Cloud / DevOps / Monitoring

Observability in Distributed Systems

March 28, 202610 min read

CloudDevOpsMonitoring

Traces, metrics, and logs — the three pillars and how to wire them together with OpenTelemetry.

Last month, a request to our checkout service started timing out intermittently. The service itself was healthy — CPU and memory were fine, error rates were low. But 2% of requests were taking 30 seconds instead of 300 milliseconds. Without distributed tracing, we would have spent days bisecting the problem. With it, we found the root cause in 20 minutes.

The Three Pillars

Observability rests on three pillars, and you need all three:

Logs tell you what happened. They're the most familiar tool, but they're also the hardest to scale. Structured logging (JSON, not plaintext) is non-negotiable in a distributed system.

Metrics tell you how things are behaving in aggregate. They're cheap to collect and query, and they're your first line of defense for alerting. The RED method (Rate, Errors, Duration) is a good starting framework.
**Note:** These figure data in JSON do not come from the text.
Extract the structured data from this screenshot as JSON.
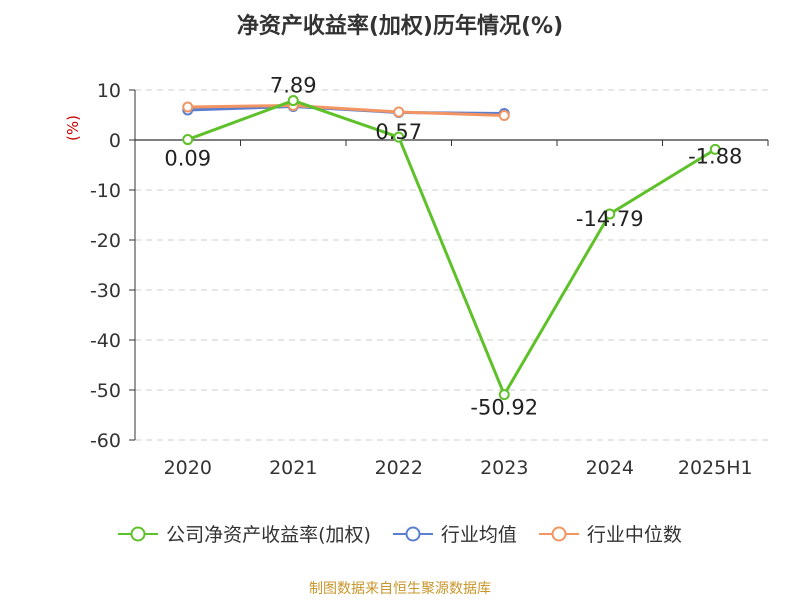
{
  "colors": {
    "company": "#5ec12a",
    "industry_avg": "#5b7fcf",
    "industry_median": "#f29563",
    "grid": "#cccccc",
    "axis": "#333333",
    "unit": "#cc0000"
  },
  "chart_data": {
    "type": "line",
    "title": "净资产收益率(加权)历年情况(%)",
    "ylabel": "(%)",
    "categories": [
      "2020",
      "2021",
      "2022",
      "2023",
      "2024",
      "2025H1"
    ],
    "ylim": [
      -60,
      10
    ],
    "yticks": [
      10,
      0,
      -10,
      -20,
      -30,
      -40,
      -50,
      -60
    ],
    "grid": "horizontal-dashed",
    "legend_position": "bottom",
    "series": [
      {
        "name": "公司净资产收益率(加权)",
        "values": [
          0.09,
          7.89,
          0.57,
          -50.92,
          -14.79,
          -1.88
        ],
        "labels": [
          "0.09",
          "7.89",
          "0.57",
          "-50.92",
          "-14.79",
          "-1.88"
        ]
      },
      {
        "name": "行业均值",
        "values": [
          6.0,
          6.7,
          5.5,
          5.3,
          null,
          null
        ]
      },
      {
        "name": "行业中位数",
        "values": [
          6.6,
          6.9,
          5.6,
          4.9,
          null,
          null
        ]
      }
    ]
  },
  "footer": {
    "source": "制图数据来自恒生聚源数据库"
  }
}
Traces tell you why something happened by following a single request across service boundaries. This is the pillar that most teams adopt last, but it's arguably the most valuable.

OpenTelemetry: The Standard

OpenTelemetry has won. It's the CNCF project that unified OpenTracing and OpenCensus, and it provides a vendor-neutral SDK for instrumenting your code.
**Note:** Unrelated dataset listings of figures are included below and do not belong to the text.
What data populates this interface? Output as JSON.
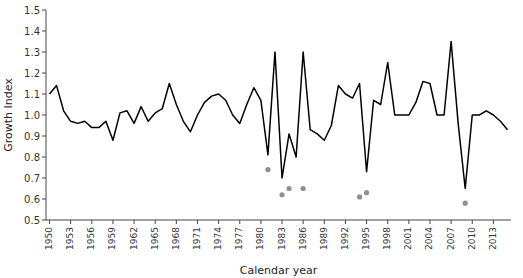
{
  "chart_data": {
    "type": "line",
    "x_label": "Calendar year",
    "y_label": "Growth Index",
    "x": [
      1950,
      1951,
      1952,
      1953,
      1954,
      1955,
      1956,
      1957,
      1958,
      1959,
      1960,
      1961,
      1962,
      1963,
      1964,
      1965,
      1966,
      1967,
      1968,
      1969,
      1970,
      1971,
      1972,
      1973,
      1974,
      1975,
      1976,
      1977,
      1978,
      1979,
      1980,
      1981,
      1982,
      1983,
      1984,
      1985,
      1986,
      1987,
      1988,
      1989,
      1990,
      1991,
      1992,
      1993,
      1994,
      1995,
      1996,
      1997,
      1998,
      1999,
      2000,
      2001,
      2002,
      2003,
      2004,
      2005,
      2006,
      2007,
      2008,
      2009,
      2010,
      2011,
      2012,
      2013,
      2014,
      2015
    ],
    "series": [
      {
        "type": "line",
        "color": "#000000",
        "values": [
          1.1,
          1.14,
          1.02,
          0.97,
          0.96,
          0.97,
          0.94,
          0.94,
          0.97,
          0.88,
          1.01,
          1.02,
          0.96,
          1.04,
          0.97,
          1.01,
          1.03,
          1.15,
          1.05,
          0.97,
          0.92,
          1.0,
          1.06,
          1.09,
          1.1,
          1.07,
          1.0,
          0.96,
          1.05,
          1.13,
          1.07,
          0.81,
          1.3,
          0.7,
          0.91,
          0.8,
          1.3,
          0.93,
          0.91,
          0.88,
          0.95,
          1.14,
          1.1,
          1.08,
          1.15,
          0.73,
          1.07,
          1.05,
          1.25,
          1.0,
          1.0,
          1.0,
          1.06,
          1.16,
          1.15,
          1.0,
          1.0,
          1.35,
          0.96,
          0.65,
          1.0,
          1.0,
          1.02,
          1.0,
          0.97,
          0.93
        ]
      },
      {
        "type": "scatter",
        "color": "#909090",
        "x": [
          1981,
          1983,
          1984,
          1986,
          1994,
          1995,
          2009
        ],
        "values": [
          0.74,
          0.62,
          0.65,
          0.65,
          0.61,
          0.63,
          0.58
        ]
      }
    ],
    "xlim": [
      1949.5,
      2015.5
    ],
    "xticks": [
      1950,
      1953,
      1956,
      1959,
      1962,
      1965,
      1968,
      1971,
      1974,
      1977,
      1980,
      1983,
      1986,
      1989,
      1992,
      1995,
      1998,
      2001,
      2004,
      2007,
      2010,
      2013
    ],
    "ylim": [
      0.5,
      1.5
    ],
    "yticks": [
      0.5,
      0.6,
      0.7,
      0.8,
      0.9,
      {
        "value": 1.0,
        "label": "1.0"
      },
      1.1,
      1.2,
      1.3,
      1.4,
      1.5
    ]
  }
}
const { trace } = require('@opentelemetry/api');

const tracer = trace.getTracer('checkout-service');

async function processOrder(orderId) {
  return tracer.startActiveSpan('processOrder', async (span) => {
    span.setAttribute('order.id', orderId);

    try {
      await validateInventory(orderId);
      await chargePayment(orderId);
      await sendConfirmation(orderId);
      span.setStatus({ code: SpanStatusCode.OK });
    } catch (error) {
      span.setStatus({ code: SpanStatusCode.ERROR, message: error.message });
      throw error;
    } finally {
      span.end();
    }
  });
}

Context Propagation

The magic of distributed tracing is context propagation. When Service A calls Service B, the trace ID and span ID are passed in HTTP headers (typically using the W3C Trace Context format). This is what allows you to see the entire request path across dozens of services in a single waterfall view.

The Cost Question

Observability is expensive. Datadog, New Relic, and Honeycomb all charge based on data volume, and a busy microservices architecture can generate terabytes of telemetry per day.

My approach: sample traces aggressively (1-5% in production), but always capture traces for errors and slow requests. Metrics are cheap — collect everything. Logs should be structured and filtered at the source.

What Changed Our Debugging Culture

The biggest impact wasn't technical — it was cultural. Once engineers could see a request flow through the entire system in a single view, they started thinking about distributed systems differently. Instead of "my service is fine, the problem must be somewhere else," the conversation became "let me trace this request and find exactly where the latency is coming from."

That shift in mindset is worth more than any tool.